Attorney Jeffrey Boiler demands payment from plaintiffs Peter Lichte and Daniel Kelly for settlement of 2014 lawsuit

The city of Woodburn has initiated a lawsuit in federal court to settle a dispute over attorney's fees between two former Woodburn police officers and the attorney who represented them in a lawsuit against the city filed in 2014.

Attorney Jeffrey Boiler filed a $4 million lawsuit on behalf of Woodburn Police Department Officers Dan Kelly, Peter Lichte and Jarrod Bowers in September 2014 against the city of Woodburn, former police Chief Scott Russell, former police Capt. Jason Alexander, former Sgt. John Mikkola and former Human Resource Director Michael Hereford. The city settled the lawsuit in December 2017, awarding $735,000 to the plaintiffs.

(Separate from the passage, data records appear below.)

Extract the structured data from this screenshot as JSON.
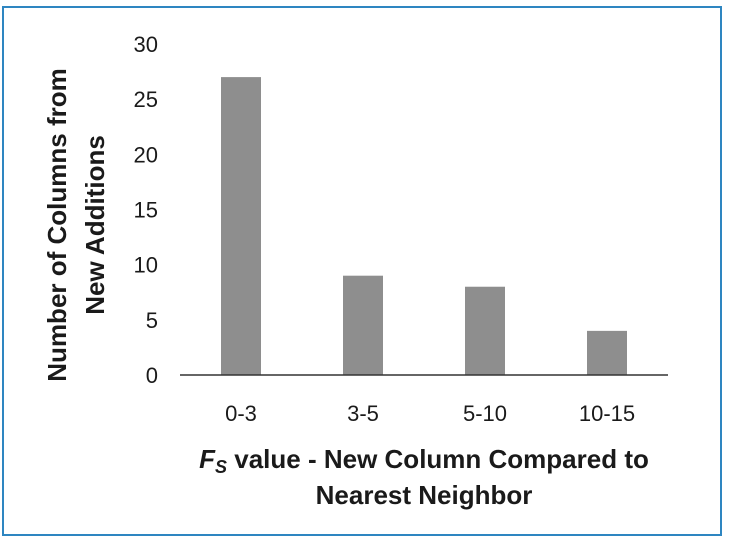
{
  "chart_data": {
    "type": "bar",
    "categories": [
      "0-3",
      "3-5",
      "5-10",
      "10-15"
    ],
    "values": [
      27,
      9,
      8,
      4
    ],
    "ylim": [
      0,
      30
    ],
    "yticks": [
      0,
      5,
      10,
      15,
      20,
      25,
      30
    ],
    "ylabel_line1": "Number of Columns from",
    "ylabel_line2": "New Additions",
    "xlabel_symbol": "F",
    "xlabel_subscript": "S",
    "xlabel_line1_rest": " value - New Column Compared to",
    "xlabel_line2": "Nearest Neighbor",
    "bar_color": "#8e8e8e",
    "frame_color": "#2e86c1",
    "grid": false,
    "legend": "none"
  }
}
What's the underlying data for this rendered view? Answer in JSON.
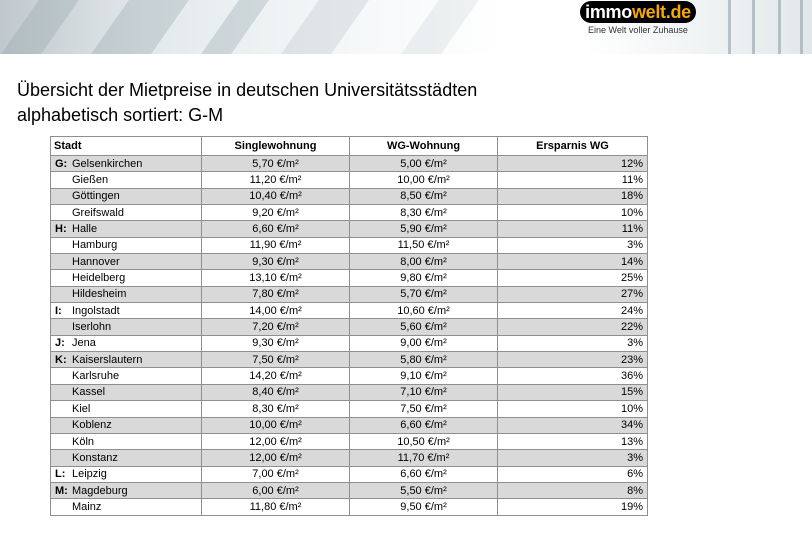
{
  "banner": {
    "logo": {
      "part1": "immo",
      "part2": "welt.de"
    },
    "tagline": "Eine Welt voller Zuhause"
  },
  "title": {
    "line1": "Übersicht der Mietpreise in deutschen Universitätsstädten",
    "line2": "alphabetisch sortiert: G-M"
  },
  "table": {
    "headers": [
      "Stadt",
      "Singlewohnung",
      "WG-Wohnung",
      "Ersparnis WG"
    ],
    "rows": [
      {
        "letter": "G:",
        "city": "Gelsenkirchen",
        "single": "5,70 €/m²",
        "wg": "5,00 €/m²",
        "savings": "12%"
      },
      {
        "letter": "",
        "city": "Gießen",
        "single": "11,20 €/m²",
        "wg": "10,00 €/m²",
        "savings": "11%"
      },
      {
        "letter": "",
        "city": "Göttingen",
        "single": "10,40 €/m²",
        "wg": "8,50 €/m²",
        "savings": "18%"
      },
      {
        "letter": "",
        "city": "Greifswald",
        "single": "9,20 €/m²",
        "wg": "8,30 €/m²",
        "savings": "10%"
      },
      {
        "letter": "H:",
        "city": "Halle",
        "single": "6,60 €/m²",
        "wg": "5,90 €/m²",
        "savings": "11%"
      },
      {
        "letter": "",
        "city": "Hamburg",
        "single": "11,90 €/m²",
        "wg": "11,50 €/m²",
        "savings": "3%"
      },
      {
        "letter": "",
        "city": "Hannover",
        "single": "9,30 €/m²",
        "wg": "8,00 €/m²",
        "savings": "14%"
      },
      {
        "letter": "",
        "city": "Heidelberg",
        "single": "13,10 €/m²",
        "wg": "9,80 €/m²",
        "savings": "25%"
      },
      {
        "letter": "",
        "city": "Hildesheim",
        "single": "7,80 €/m²",
        "wg": "5,70 €/m²",
        "savings": "27%"
      },
      {
        "letter": "I:",
        "city": "Ingolstadt",
        "single": "14,00 €/m²",
        "wg": "10,60 €/m²",
        "savings": "24%"
      },
      {
        "letter": "",
        "city": "Iserlohn",
        "single": "7,20 €/m²",
        "wg": "5,60 €/m²",
        "savings": "22%"
      },
      {
        "letter": "J:",
        "city": "Jena",
        "single": "9,30 €/m²",
        "wg": "9,00 €/m²",
        "savings": "3%"
      },
      {
        "letter": "K:",
        "city": "Kaiserslautern",
        "single": "7,50 €/m²",
        "wg": "5,80 €/m²",
        "savings": "23%"
      },
      {
        "letter": "",
        "city": "Karlsruhe",
        "single": "14,20 €/m²",
        "wg": "9,10 €/m²",
        "savings": "36%"
      },
      {
        "letter": "",
        "city": "Kassel",
        "single": "8,40 €/m²",
        "wg": "7,10 €/m²",
        "savings": "15%"
      },
      {
        "letter": "",
        "city": "Kiel",
        "single": "8,30 €/m²",
        "wg": "7,50 €/m²",
        "savings": "10%"
      },
      {
        "letter": "",
        "city": "Koblenz",
        "single": "10,00 €/m²",
        "wg": "6,60 €/m²",
        "savings": "34%"
      },
      {
        "letter": "",
        "city": "Köln",
        "single": "12,00 €/m²",
        "wg": "10,50 €/m²",
        "savings": "13%"
      },
      {
        "letter": "",
        "city": "Konstanz",
        "single": "12,00 €/m²",
        "wg": "11,70 €/m²",
        "savings": "3%"
      },
      {
        "letter": "L:",
        "city": "Leipzig",
        "single": "7,00 €/m²",
        "wg": "6,60 €/m²",
        "savings": "6%"
      },
      {
        "letter": "M:",
        "city": "Magdeburg",
        "single": "6,00 €/m²",
        "wg": "5,50 €/m²",
        "savings": "8%"
      },
      {
        "letter": "",
        "city": "Mainz",
        "single": "11,80 €/m²",
        "wg": "9,50 €/m²",
        "savings": "19%"
      }
    ]
  }
}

The lawsuit accused department heads of retaliating against whistleblowing by the plaintiffs by conducting "sham" internal affairs investigations, planting drug paraphernalia in a plaintiff's patrol car and creating a hostile work environment, which allegedly included threats of violence.

In the lawsuit Bowers claimed that he was threatened in response to criticizing Alexander for allegedly harassing employees and even a crime victim. Kelly claimed that WPD put him on probation and deliberately mishandled an investigation into an incident in 2009, when Mikkola allegedly attempted to sexually assault Kelly's then-girlfriend.

Bowers remains employed by the police department, while Lichte and Kelly were terminated in 2016 for violating department policy regarding recorded conversations, according to court records.

Now Boiler is demanding attorney fees from the last settlement payment due to Lichte and Kelly, according to the city's federal court complaint. Boiler's co-counsel Chris Lundberg told the city after the settlement agreement was made in December that Boiler would not be part of the settlement and would not need taxpayer forms for payment.

On Dec. 11, 2017, the first payments under the settlement agreement were made, and Lundberg's firm received $68,883.48 in attorney fees. Then on Dec. 26, 2017, the city received a letter from Boiler stating that he was also owed attorney fees related to the lawsuit, demanding that any remaining payments under the settlement agreement be paid jointly to Bowers and the plaintiffs.

Lichte and Kelly attempted to settle the dispute with Boiler, but the parties were unable to reach an agreement. The city was unable to determine who is entitled to receive the remaining $304,062.15 from the settlement agreement, and brought the case to the Marion County Circuit Court Feb. 19.

The case was transferred from the circuit court to the United States District Court April 9.